The 11 by BBS versions, on the other hand, are extremely compelling. In particular, the Bamba 5 model is object-dyed in wonderful shades of grey or brown, resulting in a preworn yet artsy look that the dark fashion brands do so well. The panelling of fused material on the upper is also proportionally well-balanced and pleasingly organic-looking. They’re a lot pricier than regular Salomons, but it’s a fair price to pay for artisanal handiwork and a completely unique aesthetic.
Ann Demeulemeester for Serax
I, like many others preparing to go back to school in the Fall, and like many whose lease cycles line up with the summer because of school, am thinking sprucing up my new pad, ideally with an aesthetic sensibility that matches my outfits.

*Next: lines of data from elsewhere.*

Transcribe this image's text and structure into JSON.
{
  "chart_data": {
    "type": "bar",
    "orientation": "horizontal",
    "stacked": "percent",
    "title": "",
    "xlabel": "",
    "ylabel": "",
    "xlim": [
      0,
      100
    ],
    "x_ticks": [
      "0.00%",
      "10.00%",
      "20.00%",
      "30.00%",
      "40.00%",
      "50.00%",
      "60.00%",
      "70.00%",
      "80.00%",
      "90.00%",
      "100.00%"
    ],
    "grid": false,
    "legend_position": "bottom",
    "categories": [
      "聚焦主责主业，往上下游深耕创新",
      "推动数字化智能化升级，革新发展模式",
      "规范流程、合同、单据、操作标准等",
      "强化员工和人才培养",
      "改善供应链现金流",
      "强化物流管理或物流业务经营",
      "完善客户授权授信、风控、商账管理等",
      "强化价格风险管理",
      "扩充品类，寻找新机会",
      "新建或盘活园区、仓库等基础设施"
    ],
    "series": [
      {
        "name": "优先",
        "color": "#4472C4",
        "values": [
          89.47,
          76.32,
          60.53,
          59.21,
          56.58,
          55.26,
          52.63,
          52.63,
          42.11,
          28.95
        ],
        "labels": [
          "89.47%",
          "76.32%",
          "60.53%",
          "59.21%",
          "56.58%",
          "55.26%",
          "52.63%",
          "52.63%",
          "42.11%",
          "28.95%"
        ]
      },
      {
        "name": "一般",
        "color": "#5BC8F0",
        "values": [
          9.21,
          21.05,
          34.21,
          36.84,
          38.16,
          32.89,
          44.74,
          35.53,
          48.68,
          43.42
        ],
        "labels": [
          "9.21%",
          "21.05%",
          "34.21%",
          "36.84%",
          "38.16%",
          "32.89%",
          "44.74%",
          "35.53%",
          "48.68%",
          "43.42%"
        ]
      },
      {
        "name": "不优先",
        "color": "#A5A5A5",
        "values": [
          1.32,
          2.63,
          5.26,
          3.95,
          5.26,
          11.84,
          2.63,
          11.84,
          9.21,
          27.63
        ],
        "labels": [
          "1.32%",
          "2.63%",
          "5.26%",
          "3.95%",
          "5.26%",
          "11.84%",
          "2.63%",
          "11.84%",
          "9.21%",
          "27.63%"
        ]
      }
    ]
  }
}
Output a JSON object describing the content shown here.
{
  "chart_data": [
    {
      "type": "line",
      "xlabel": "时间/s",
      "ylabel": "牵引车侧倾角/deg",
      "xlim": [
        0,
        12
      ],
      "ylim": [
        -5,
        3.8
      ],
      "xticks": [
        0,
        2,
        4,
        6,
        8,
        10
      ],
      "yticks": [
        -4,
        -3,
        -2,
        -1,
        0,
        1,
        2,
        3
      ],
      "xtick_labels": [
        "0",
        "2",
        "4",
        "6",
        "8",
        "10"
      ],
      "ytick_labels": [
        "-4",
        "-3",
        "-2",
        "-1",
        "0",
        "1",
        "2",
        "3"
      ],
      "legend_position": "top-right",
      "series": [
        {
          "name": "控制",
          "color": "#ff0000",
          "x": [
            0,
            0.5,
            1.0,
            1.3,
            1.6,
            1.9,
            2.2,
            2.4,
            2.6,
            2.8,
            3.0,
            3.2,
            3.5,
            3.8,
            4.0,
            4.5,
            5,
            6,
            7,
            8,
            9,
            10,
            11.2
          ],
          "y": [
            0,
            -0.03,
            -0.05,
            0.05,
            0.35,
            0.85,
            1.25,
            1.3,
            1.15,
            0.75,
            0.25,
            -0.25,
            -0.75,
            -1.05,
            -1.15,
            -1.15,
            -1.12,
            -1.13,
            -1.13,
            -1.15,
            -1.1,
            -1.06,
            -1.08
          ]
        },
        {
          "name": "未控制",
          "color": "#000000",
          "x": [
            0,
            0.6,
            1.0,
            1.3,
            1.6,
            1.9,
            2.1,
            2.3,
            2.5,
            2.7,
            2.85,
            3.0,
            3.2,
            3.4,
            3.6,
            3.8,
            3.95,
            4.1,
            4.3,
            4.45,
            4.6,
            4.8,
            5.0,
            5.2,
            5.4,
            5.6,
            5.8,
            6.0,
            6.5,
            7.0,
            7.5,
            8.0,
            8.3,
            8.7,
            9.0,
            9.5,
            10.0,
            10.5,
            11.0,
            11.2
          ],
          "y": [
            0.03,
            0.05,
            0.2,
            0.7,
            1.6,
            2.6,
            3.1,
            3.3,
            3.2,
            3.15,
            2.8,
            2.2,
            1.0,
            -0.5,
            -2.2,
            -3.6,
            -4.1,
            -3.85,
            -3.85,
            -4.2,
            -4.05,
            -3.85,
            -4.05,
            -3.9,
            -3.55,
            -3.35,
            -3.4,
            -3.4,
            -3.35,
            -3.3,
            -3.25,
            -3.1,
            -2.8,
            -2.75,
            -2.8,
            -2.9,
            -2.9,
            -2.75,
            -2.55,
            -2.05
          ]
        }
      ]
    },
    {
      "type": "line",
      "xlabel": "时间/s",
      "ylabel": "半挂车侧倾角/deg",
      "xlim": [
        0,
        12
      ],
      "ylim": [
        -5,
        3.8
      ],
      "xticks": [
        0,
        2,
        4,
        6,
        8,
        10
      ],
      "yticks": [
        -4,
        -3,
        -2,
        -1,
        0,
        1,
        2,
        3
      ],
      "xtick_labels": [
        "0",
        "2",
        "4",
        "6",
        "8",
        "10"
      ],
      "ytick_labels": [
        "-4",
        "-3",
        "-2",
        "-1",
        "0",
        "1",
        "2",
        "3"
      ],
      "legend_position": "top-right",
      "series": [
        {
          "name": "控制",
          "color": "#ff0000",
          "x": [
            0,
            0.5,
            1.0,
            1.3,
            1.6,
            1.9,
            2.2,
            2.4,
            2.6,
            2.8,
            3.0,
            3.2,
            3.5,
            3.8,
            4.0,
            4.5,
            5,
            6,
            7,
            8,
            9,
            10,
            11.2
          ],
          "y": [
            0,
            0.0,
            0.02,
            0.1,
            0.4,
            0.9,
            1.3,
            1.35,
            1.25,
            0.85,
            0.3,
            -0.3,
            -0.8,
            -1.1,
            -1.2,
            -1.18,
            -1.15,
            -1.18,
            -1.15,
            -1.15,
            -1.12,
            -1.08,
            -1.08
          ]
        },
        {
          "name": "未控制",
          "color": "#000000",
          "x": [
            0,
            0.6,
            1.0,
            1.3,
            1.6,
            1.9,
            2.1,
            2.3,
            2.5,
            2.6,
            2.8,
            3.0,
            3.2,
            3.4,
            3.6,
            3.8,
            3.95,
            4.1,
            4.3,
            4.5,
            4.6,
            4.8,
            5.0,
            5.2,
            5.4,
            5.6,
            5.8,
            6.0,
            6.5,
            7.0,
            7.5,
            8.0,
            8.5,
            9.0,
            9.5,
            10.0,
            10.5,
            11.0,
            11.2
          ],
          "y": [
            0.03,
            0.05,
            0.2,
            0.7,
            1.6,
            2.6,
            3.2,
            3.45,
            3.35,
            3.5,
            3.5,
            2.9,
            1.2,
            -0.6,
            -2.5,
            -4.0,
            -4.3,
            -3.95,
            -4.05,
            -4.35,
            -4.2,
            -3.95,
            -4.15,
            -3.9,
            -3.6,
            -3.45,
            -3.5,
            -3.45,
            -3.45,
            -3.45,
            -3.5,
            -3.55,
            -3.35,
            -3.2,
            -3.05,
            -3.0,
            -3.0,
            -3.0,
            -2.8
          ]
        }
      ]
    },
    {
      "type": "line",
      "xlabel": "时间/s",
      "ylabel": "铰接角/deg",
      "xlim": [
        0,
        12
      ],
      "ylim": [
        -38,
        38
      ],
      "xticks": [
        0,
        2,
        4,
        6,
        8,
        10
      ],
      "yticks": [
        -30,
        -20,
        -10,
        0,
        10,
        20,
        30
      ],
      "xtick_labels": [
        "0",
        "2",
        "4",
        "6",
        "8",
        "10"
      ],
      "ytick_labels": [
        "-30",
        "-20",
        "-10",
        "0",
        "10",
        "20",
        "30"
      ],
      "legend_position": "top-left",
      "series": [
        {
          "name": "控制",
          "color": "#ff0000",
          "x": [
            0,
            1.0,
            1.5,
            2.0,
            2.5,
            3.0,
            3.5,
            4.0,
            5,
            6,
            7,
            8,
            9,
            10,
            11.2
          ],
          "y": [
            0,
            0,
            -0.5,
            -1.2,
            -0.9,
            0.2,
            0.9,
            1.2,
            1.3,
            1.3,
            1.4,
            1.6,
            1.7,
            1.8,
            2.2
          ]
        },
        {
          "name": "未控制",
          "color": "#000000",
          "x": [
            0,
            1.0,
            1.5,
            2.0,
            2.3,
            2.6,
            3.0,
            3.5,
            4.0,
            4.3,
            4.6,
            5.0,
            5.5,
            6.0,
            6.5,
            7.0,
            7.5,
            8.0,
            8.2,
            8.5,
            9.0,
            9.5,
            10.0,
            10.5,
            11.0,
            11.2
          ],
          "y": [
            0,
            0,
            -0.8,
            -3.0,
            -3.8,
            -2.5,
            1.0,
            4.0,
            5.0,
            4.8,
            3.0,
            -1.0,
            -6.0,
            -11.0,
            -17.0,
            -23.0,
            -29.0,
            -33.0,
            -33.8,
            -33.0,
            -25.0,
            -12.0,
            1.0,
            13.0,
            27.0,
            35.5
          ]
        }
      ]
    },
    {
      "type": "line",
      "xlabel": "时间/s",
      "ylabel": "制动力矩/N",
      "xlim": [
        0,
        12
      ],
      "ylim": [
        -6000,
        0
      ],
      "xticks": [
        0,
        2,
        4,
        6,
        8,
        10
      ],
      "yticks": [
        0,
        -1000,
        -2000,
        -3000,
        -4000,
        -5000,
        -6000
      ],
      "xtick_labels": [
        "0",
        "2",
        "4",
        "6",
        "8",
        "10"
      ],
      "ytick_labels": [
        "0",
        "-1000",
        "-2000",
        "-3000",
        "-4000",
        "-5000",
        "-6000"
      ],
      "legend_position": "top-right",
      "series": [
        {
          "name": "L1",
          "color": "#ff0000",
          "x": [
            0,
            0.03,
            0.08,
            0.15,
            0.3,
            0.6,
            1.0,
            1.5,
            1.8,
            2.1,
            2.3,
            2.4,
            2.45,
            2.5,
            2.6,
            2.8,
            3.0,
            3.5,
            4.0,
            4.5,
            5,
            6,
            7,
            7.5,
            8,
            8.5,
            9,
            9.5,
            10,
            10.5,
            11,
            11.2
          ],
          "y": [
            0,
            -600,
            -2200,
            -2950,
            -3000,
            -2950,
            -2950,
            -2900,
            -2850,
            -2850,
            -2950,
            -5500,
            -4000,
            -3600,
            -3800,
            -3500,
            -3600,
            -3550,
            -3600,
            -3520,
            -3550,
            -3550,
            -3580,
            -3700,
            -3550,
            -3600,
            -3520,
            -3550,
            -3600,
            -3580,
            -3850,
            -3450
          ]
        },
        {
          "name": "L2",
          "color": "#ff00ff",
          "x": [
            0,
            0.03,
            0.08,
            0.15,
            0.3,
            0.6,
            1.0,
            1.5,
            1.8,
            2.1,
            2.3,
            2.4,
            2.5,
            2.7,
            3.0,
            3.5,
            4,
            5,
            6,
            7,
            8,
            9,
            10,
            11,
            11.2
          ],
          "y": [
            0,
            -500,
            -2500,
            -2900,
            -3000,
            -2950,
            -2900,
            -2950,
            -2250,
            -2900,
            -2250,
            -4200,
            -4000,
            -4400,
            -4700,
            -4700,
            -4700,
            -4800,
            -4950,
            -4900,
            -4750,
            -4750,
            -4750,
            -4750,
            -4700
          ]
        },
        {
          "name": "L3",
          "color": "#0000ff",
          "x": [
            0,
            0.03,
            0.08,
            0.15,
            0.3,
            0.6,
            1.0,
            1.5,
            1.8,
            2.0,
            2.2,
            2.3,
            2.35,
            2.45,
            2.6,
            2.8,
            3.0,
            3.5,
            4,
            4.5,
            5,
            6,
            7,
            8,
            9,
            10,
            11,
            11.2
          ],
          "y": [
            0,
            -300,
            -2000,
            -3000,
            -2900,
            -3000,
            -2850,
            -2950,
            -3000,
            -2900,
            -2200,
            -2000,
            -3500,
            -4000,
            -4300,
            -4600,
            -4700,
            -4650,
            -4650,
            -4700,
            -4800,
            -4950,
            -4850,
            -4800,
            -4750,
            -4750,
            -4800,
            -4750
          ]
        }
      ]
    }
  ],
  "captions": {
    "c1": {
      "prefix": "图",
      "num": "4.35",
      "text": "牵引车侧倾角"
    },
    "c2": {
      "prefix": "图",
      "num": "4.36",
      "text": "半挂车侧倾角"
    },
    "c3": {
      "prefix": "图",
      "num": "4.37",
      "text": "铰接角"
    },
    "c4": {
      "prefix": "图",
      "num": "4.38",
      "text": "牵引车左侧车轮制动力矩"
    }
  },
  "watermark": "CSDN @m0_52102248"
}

While I used to despise black in my outward presentation of self, going so far as to contemplate dyeing my hair a mature-yet-directional wolf grey, it’s been the color I’ve been leaning into the most recently. There’s something about the mystery and anonymity of the color black that really speaks to me now that an invisible, merciless, and deadly virus is in the air.
Ann Demeulemeester, GOAT-fashion-designer-turned-plate-designer, has partnered with Serax to produce and distribute her new line of tableware, ceramics and lighting. The entire collection is incredible, but I’m specifically after this dinner plate that’s hand painted in radial black striations.